There has been a lot of ink spilled over the grandeur of the Missa. Bulbous-headed little men have gone around spreading the misconception that the Missa isn't really a mass at all, much less a dirty old Catholic mass. Catholic masses are supposed to be sung in monotones by corrupt priests in faraway places. But this is a philosophy; it has a profound message for the initiate and plenty of sex for young and old. As a result of all this drivel, the Missa has been turned in finale furioso of the concert stage and it has been divorced, to as great a degree as possible, from any real point that it has. Its religious message, to use the vile phrase, has been swapped for a fistful of Romantic brotherhood of man cliches.
It is only in so great a performance as that of Koussevitzky's last night that the Missa can transcend such a fog of intellectualism, can transcend the secularism of Symphony Hall, teeming with myriad nobodies feverishly clutching their programs. But by so great a performance it can and did transcend these bonds and become the religious credo that it was meant to be. To explain verbally what this meaning is is quite hopeless. The critic pokes into a piece of music from the outside with a long pointed stick, but he can never get at the real essence. To anyone in the audience last night, the meaning could be realized. An attempt to convey that realization to anyone else by a deal of linguistic virtuosity would be quite absurd.

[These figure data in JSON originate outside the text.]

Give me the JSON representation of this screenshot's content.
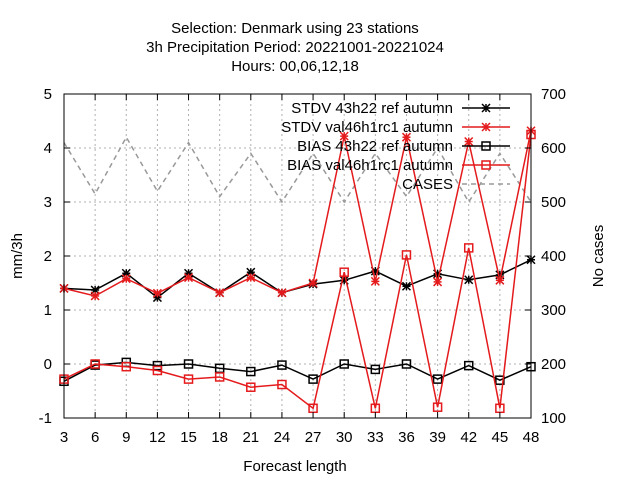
{
  "chart_data": {
    "type": "line",
    "title_lines": [
      "Selection: Denmark using    23 stations",
      "3h Precipitation   Period: 20221001-20221024",
      "Hours:  00,06,12,18"
    ],
    "xlabel": "Forecast length",
    "ylabel": "mm/3h",
    "y2label": "No cases",
    "x": [
      3,
      6,
      9,
      12,
      15,
      18,
      21,
      24,
      27,
      30,
      33,
      36,
      39,
      42,
      45,
      48
    ],
    "xlim": [
      3,
      48
    ],
    "ylim": [
      -1,
      5
    ],
    "y2lim": [
      100,
      700
    ],
    "xticks": [
      3,
      6,
      9,
      12,
      15,
      18,
      21,
      24,
      27,
      30,
      33,
      36,
      39,
      42,
      45,
      48
    ],
    "yticks": [
      -1,
      0,
      1,
      2,
      3,
      4,
      5
    ],
    "y2ticks": [
      100,
      200,
      300,
      400,
      500,
      600,
      700
    ],
    "grid": true,
    "legend_position": "top-right",
    "series": [
      {
        "name": "STDV 43h22_ref_autumn",
        "legend_label": "STDV 43h22 ref autumn",
        "color": "#000000",
        "marker": "star",
        "dashed": false,
        "axis": "y",
        "values": [
          1.4,
          1.37,
          1.68,
          1.23,
          1.68,
          1.32,
          1.7,
          1.32,
          1.48,
          1.55,
          1.72,
          1.44,
          1.67,
          1.56,
          1.65,
          1.93
        ]
      },
      {
        "name": "STDV val46h1rc1_autumn",
        "legend_label": "STDV val46h1rc1 autumn",
        "color": "#e41a1c",
        "marker": "star",
        "dashed": false,
        "axis": "y",
        "values": [
          1.4,
          1.26,
          1.58,
          1.31,
          1.6,
          1.32,
          1.6,
          1.32,
          1.5,
          4.22,
          1.53,
          4.2,
          1.52,
          4.12,
          1.55,
          4.32
        ]
      },
      {
        "name": "BIAS 43h22_ref_autumn",
        "legend_label": "BIAS 43h22 ref autumn",
        "color": "#000000",
        "marker": "square",
        "dashed": false,
        "axis": "y",
        "values": [
          -0.32,
          -0.02,
          0.03,
          -0.03,
          0.0,
          -0.08,
          -0.14,
          -0.02,
          -0.28,
          0.0,
          -0.1,
          0.0,
          -0.28,
          -0.03,
          -0.3,
          -0.05
        ]
      },
      {
        "name": "BIAS val46h1rc1_autumn",
        "legend_label": "BIAS val46h1rc1 autumn",
        "color": "#e41a1c",
        "marker": "square",
        "dashed": false,
        "axis": "y",
        "values": [
          -0.28,
          0.0,
          -0.05,
          -0.12,
          -0.28,
          -0.24,
          -0.43,
          -0.38,
          -0.82,
          1.7,
          -0.82,
          2.02,
          -0.8,
          2.15,
          -0.82,
          4.25
        ]
      },
      {
        "name": "CASES",
        "legend_label": "CASES",
        "color": "#999999",
        "marker": "none",
        "dashed": true,
        "axis": "y2",
        "values": [
          610,
          515,
          620,
          520,
          610,
          510,
          590,
          500,
          590,
          500,
          590,
          510,
          600,
          500,
          590,
          500
        ]
      }
    ]
  }
}
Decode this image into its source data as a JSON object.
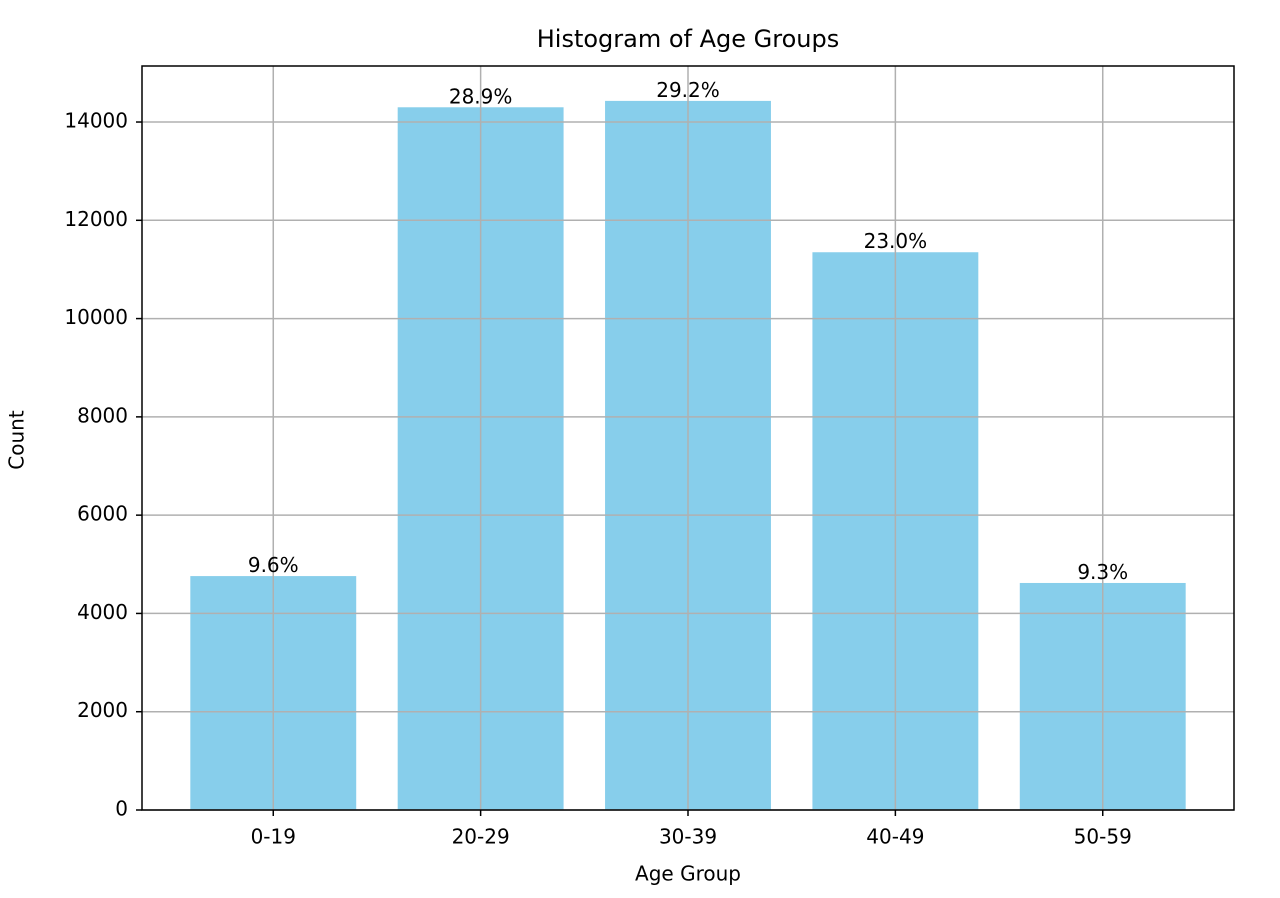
{
  "chart_data": {
    "type": "bar",
    "title": "Histogram of Age Groups",
    "x_label": "Age Group",
    "y_label": "Count",
    "categories": [
      "0-19",
      "20-29",
      "30-39",
      "40-49",
      "50-59"
    ],
    "values": [
      4760,
      14300,
      14430,
      11350,
      4620
    ],
    "annotations": [
      "9.6%",
      "28.9%",
      "29.2%",
      "23.0%",
      "9.3%"
    ],
    "color": "#87ceeb",
    "ylim": [
      0,
      15140
    ],
    "yticks": [
      0,
      2000,
      4000,
      6000,
      8000,
      10000,
      12000,
      14000
    ],
    "grid": true
  }
}
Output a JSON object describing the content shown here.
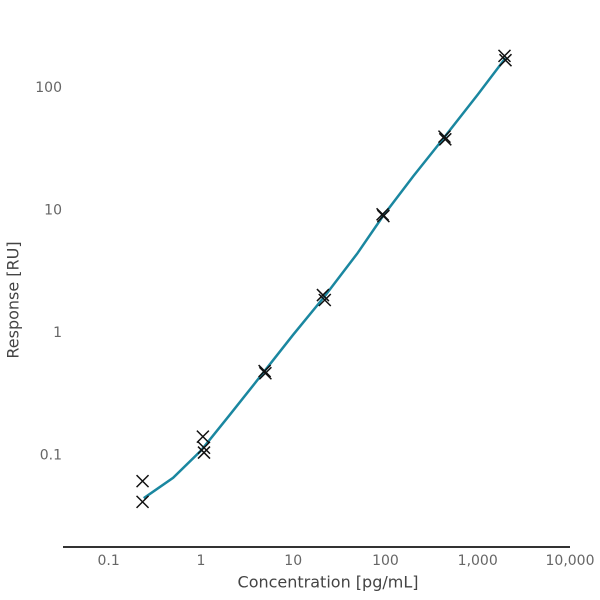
{
  "chart_data": {
    "type": "scatter",
    "xlabel": "Concentration [pg/mL]",
    "ylabel": "Response [RU]",
    "xscale": "log",
    "yscale": "log",
    "xlim": [
      0.032,
      10000
    ],
    "ylim": [
      0.018,
      250
    ],
    "xticks": [
      0.1,
      1,
      10,
      100,
      {
        "value": 1000,
        "label": "1,000"
      },
      {
        "value": 10000,
        "label": "10,000"
      }
    ],
    "yticks": [
      0.1,
      1,
      10,
      100
    ],
    "grid": false,
    "series": [
      {
        "type": "line",
        "color": "#1a87a0",
        "x": [
          0.24,
          0.5,
          1,
          2,
          5,
          10,
          22,
          50,
          95,
          200,
          440,
          1000,
          2000
        ],
        "values": [
          0.045,
          0.066,
          0.11,
          0.21,
          0.5,
          0.97,
          2.0,
          4.5,
          9.1,
          19,
          40,
          88,
          175
        ]
      },
      {
        "type": "scatter",
        "color": "#111111",
        "x": [
          0.233,
          0.233,
          1.05,
          1.08,
          1.08,
          4.9,
          5.0,
          21,
          22,
          93,
          95,
          436,
          445,
          1950,
          2000
        ],
        "values": [
          0.062,
          0.042,
          0.143,
          0.116,
          0.106,
          0.49,
          0.47,
          2.04,
          1.86,
          9.3,
          9.0,
          40,
          38,
          182,
          168
        ]
      }
    ]
  }
}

About the participants there is little to be said except to commend them all. The chorus sang excellently, and they knew exactly what they were doing, which is always a help. Ditto for the orchestra. The soloists, Ellen Faull, Eunice Alberts, David Lloyd, and George London, were almost uniformly fine (I found the Agnus Dei particularly well done), and over them all was Koussey, red-faced and snorting, combining his usual technical perfection with a magnificent conception of what it was all about, outdoing himself, as the saying goes. Champagne and lotus blossoms for all hands.